Yes - of course there are people who want control, who lean toward harm and exploitation. Chomsky wasn’t wrong about power leaning wherever it’s allowed to lean. But even the most ruthless operators can’t take what isn’t already offered up. They don’t invent the currents; they ride the ones that are already flowing. They follow the incentives, not some immaculate blueprint. The design is always flawed. Fate, friction, and human error keep slipping through the cracks.
Action, or inaction, that’s what really starts the ball rolling.
A headset gets launched, people laugh, and Google Glass ends up in a landfill. A social network promises to connect the world but can’t keep the servers online, and the would-be “global control system” dies of embarrassment as Friendster. An electric car rolls out decades too soon, and what kills it isn’t a cabal of oil barons in black cloaks - it’s a wheezing battery that dies after sixty miles and the absence of a charger on the horizon.

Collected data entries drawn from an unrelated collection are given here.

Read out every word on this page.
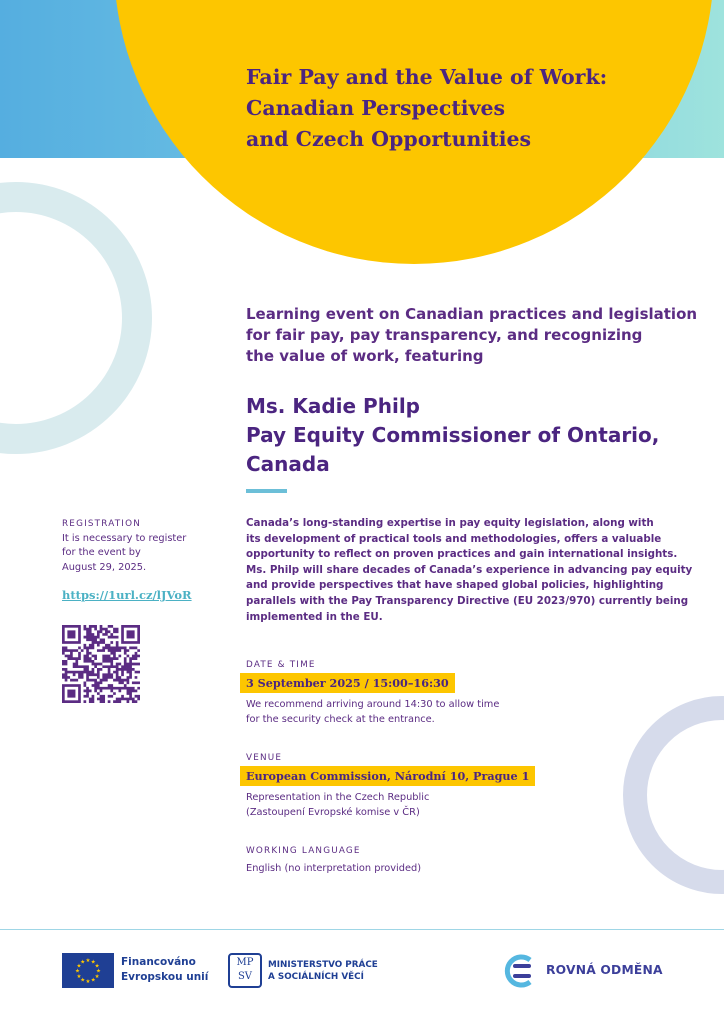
Fair Pay and the Value of Work:
Canadian Perspectives
and Czech Opportunities

Learning event on Canadian practices and legislation
for fair pay, pay transparency, and recognizing
the value of work, featuring

Ms. Kadie Philp
Pay Equity Commissioner of Ontario,
Canada

Canada’s long-standing expertise in pay equity legislation, along with
its development of practical tools and methodologies, offers a valuable
opportunity to reflect on proven practices and gain international insights.
Ms. Philp will share decades of Canada’s experience in advancing pay equity
and provide perspectives that have shaped global policies, highlighting
parallels with the Pay Transparency Directive (EU 2023/970) currently being
implemented in the EU.

REGISTRATION
It is necessary to register
for the event by
August 29, 2025.
https://1url.cz/lJVoR
DATE & TIME
3 September 2025 / 15:00–16:30
We recommend arriving around 14:30 to allow time
for the security check at the entrance.
VENUE
European Commission, Národní 10, Prague 1
Representation in the Czech Republic
(Zastoupení Evropské komise v ČR)
WORKING LANGUAGE
English (no interpretation provided)
★ ★
★
★
★
★
★
★
★
★
★
★	Financováno
Evropskou unií
MP
SV
MINISTERSTVO PRÁCE
A SOCIÁLNÍCH VĚCÍ	ROVNÁ ODMĚNA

But when the splash of those consequences reaches us, we assume the wave was meant for us. It’s easier to imagine that every outcome was plotted than to admit we’re standing in the blast radius of somebody else’s half-cooked idea.
The truth is far less cinematic: people are too flawed to control the future with precision. Too lazy, too greedy, too distracted, too busy scrolling in meetings. The world isn’t a chessboard run by geniuses; it’s a pub full of dart players who keep missing the board and insisting it was part of the strategy all along.
That’s the real joke: the future isn’t written by power or money. It’s written by whoever actually bothers to throw the dart, and by how badly they miss.
Keep on keeping on.


You wrote out what I was thinking this morning! It's freeing!
I would like to add that often, they just take advantage of a chaotic situation. It's rarely planned out perfectly (or not at all).
A lot of conspiracy theories are just that - theories. The facts sometimes point to real conspiracies, but they're obvious and in plain sight.